Summary: A feature in the specification limits the claims if the patent uniformly describes it as an aspect of the invention as a whole. And a patentee cannot transform an abstract idea into a patent-eligible, specific implementation of that abstract idea merely by reciting conventional techniques.
Chewy, Inc. sued International Business Machines Corp. (IBM) seeking declaratory judgment of noninfringement of two IBM patents generally related to web-based advertising. In response, IBM filed counterclaims alleging infringement. The district court granted Chewy’s motion for summary judgment of noninfringement of the asserted claims of the first patent. The court also granted Chewy’s motion for summary judgment that the asserted claims of the second patent were invalid under § 101. IBM appealed both summary judgment rulings.
The Federal Circuit upheld the grant of summary judgement on most claims of the first patent because no reasonable factfinder could find that Chewy’s website or mobile applications perform the “selectively storing advertising objects” limitation recited in the claims. The Federal Circuit affirmed the lower court’s claim construction that this limitation requires storing advertising objects in anticipation of a user request and not in response to a user request. IBM argued that the passages of the patent which support this construction did not apply to the asserted claims. The court rejected this argument because the patent uniformly referred to pre-fetching advertising objects as an aspect of the invention as a whole.

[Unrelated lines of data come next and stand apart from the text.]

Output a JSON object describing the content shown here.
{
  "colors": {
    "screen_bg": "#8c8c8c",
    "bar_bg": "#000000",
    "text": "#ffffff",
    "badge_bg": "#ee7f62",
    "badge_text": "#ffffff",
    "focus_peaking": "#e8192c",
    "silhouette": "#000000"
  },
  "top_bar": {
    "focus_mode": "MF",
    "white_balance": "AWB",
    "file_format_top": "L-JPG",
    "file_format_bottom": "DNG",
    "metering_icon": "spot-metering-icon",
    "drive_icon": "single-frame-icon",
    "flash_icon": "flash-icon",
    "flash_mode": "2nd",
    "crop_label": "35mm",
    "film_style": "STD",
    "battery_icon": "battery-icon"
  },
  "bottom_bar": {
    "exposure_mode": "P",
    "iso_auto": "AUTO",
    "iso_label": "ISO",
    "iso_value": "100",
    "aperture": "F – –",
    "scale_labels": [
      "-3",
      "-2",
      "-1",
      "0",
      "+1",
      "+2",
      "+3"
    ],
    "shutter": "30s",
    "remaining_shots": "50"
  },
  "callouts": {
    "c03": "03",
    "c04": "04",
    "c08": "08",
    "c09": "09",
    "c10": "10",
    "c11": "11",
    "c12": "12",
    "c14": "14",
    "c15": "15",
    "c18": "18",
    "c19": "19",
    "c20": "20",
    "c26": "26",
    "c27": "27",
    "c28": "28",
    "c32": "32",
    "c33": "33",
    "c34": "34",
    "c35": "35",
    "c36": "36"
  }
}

The court also affirmed the ruling that the asserted claims of the second patent were ineligible under §101. Applying step one of the Alice framework, the court determined that the asserted claims were directed to the abstract idea of identifying advertisements based on search results. Moving to step two, the court held the claims failed to recite an inventive concept. IBM relied on various limitations – such as one reciting off-line batch processing – to argue that the claims recited specific implementations of the abstract concept of using search results to identify relevant advertisements. The Federal Circuit disagreed, ruling that the additional limitations recited only conventional techniques rather than an inventive concept sufficient to transform the claimed abstract idea into patent-eligible subject matter.